Using the energy function we define the Boltzmann distribution as:

$$P(\xi) = \frac{e^{-E(\xi)}}{\sum e^{-E(\xi)}}$$

where the matrix exponentiation is defined trough Taylor expansion:

$$e^{- E(\xi)}=\sum_{k=0}^{\infty} \frac{1}{k!}\left( - E(\xi) \right) ^k$$

Let also the partition function \(Z\) be:

$$Z=Tr[e^{-E(\xi)}]$$

then the density matrix is:

$$\rho = Z^{-1}e^{-E(\xi)}$$

which represents the Boltzmann probability of the \(2^N\) elements. Therefore to get the marginal probability distribution over the visible variables \(\ket v\) we just need to trace over the hidden variables, i.e.:

$$P_v = Tr[(\ket v \bra v \otimes I_h)\rho]$$

which is the analogous of:

$$P(v, h) = \frac{e^{-E(v, h)}}{\sum_{v, h} e^{-E(v, h)}}$$

At this point, if we include in the Hamiltonian a new element representing a transverse field defined as:

$$\nu_i \equiv \overbrace{I \otimes \ldots \otimes I}^{i-1} \otimes \sigma_i^x \otimes \overbrace{I \otimes \ldots \otimes I}^{N-i}$$

where \(\sigma_x\) is the Pauli X matrix, the resulting Hamiltonian is:

$$E(\xi, \nu) = -\sum_{i} \xi_i \beta_i - \sum_{i,j} W_{ij} \xi_i \xi_j -\sum_i \Gamma_i\nu_i$$

where \(\Gamma_i\) is a parameter.

This new Hamiltonian is special since every eigenstate of \( E(\xi, \nu)\) is a superposition of the classical states \(\ket{v, h}\). Hence using the following density matrix defined above with this new Hamiltonian, each measurement in the \(\sigma_z\) basis results in a classical output in \( \{1, -1\}\), and the probability of each output is given by \(P_v\).

Training

As in the classical formulation, the scope of QMBs is to find the \(W\) and \(b\) (from now on I'm referencing these parameters as \(\theta\)) so that \(P_v\) (what before was called \(P_{\text{model}}\)) is close to \(P_\text{data}\).

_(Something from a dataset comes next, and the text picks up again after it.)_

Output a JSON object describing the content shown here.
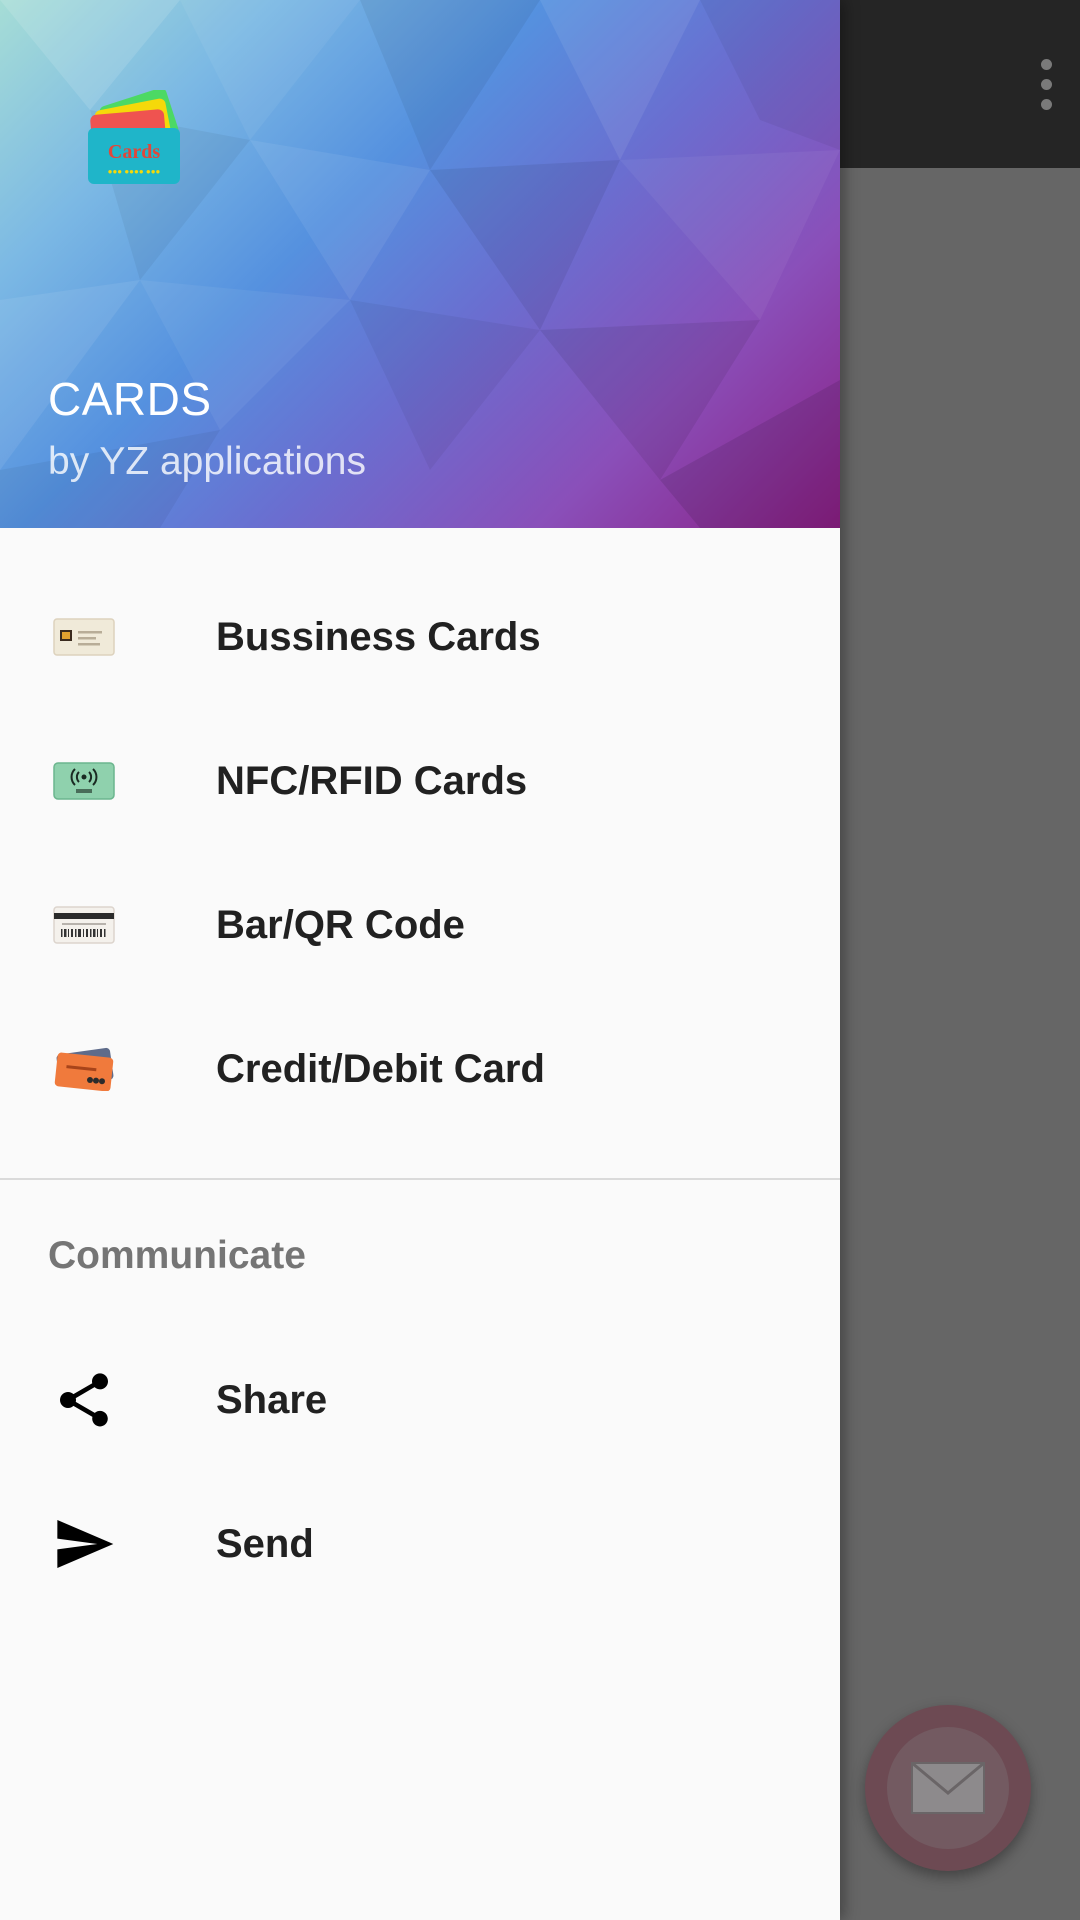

Again this is achieved by minimizing the negative log-likelihood \(\mathcal{L}\):

$$\mathcal{L}=-\sum_{\mathbf{v}} P_{\text {data }} \log \frac{\operatorname{Tr}\left[(\ket v \bra v \otimes I_h) e^{-E(\xi, \nu)}\right]}{\operatorname{Tr}\left[e^{-E(\xi, \nu)}\right]}$$

whose gradient is:

$$\partial_\theta \mathcal{L}=\sum_{\mathbf{v}} P_{\text {data }}\left(\frac{\operatorname{Tr}\left[(\ket v \bra v \otimes I_h) \partial_\theta e^{-E(\xi, \nu)}\right]}{\operatorname{Tr}\left[(\ket v \bra v \otimes I_h) e^{-E(\xi, \nu)}\right]}-\frac{\operatorname{Tr}\left[\partial_\theta e^{-E(\xi, \nu)}\right]}{\operatorname{Tr}\left[e^{-E(\xi, \nu)}\right]}\right)$$

Ideally we would use some sampling techniques to estimate efficiently the gradient, however, since \(E(\xi, \nu)\) and \(\partial_\theta E(\xi, \nu)\) don't commute, we don't have a trivial solution.

In fact one can prove that:

$$\frac{\operatorname{Tr}\left[\partial_\theta e^{-E(\xi, \nu)}\right]}{\operatorname{Tr}\left[e^{-E(\xi, \nu)}\right]}= - \operatorname{Tr}[\rho {\partial_\theta}{E(\xi, \nu)}]$$

and that:

$$\frac{\operatorname{Tr}\left[(\ket v \bra v \otimes I_h) \partial_\theta e^{-E(\xi, \nu)}\right]}{\operatorname{Tr}\left[(\ket v \bra v \otimes I_h) e^{-E(\xi, \nu)}\right]}=-\int_0^1 d t \frac{\operatorname{Tr}\left[(\ket v \bra v \otimes I_h) e^{-t E(\xi, \nu)} \partial_\theta E(\xi, \nu)e^{-(1-t) E(\xi, \nu)}\right]}{\operatorname{Tr}\left[(\ket v \bra v \otimes I_h)e^{-E(\xi, \nu)}\right]}$$

and it can be shown that, while the first term can be estimated efficiently, the second one cannot be efficiently estimated using sampling, which makes the computational cost of training QBMs impractical. Is this the end of the story? Actually no, since the introduction of an upper bound on the \(\mathcal{L} \) (which is a common practice in machine learning) results in the so-called bound-based Quantum Boltzmann Machines (BQBMs), that provides a work around to the computational impracticability of QBMs, as discussed in next section.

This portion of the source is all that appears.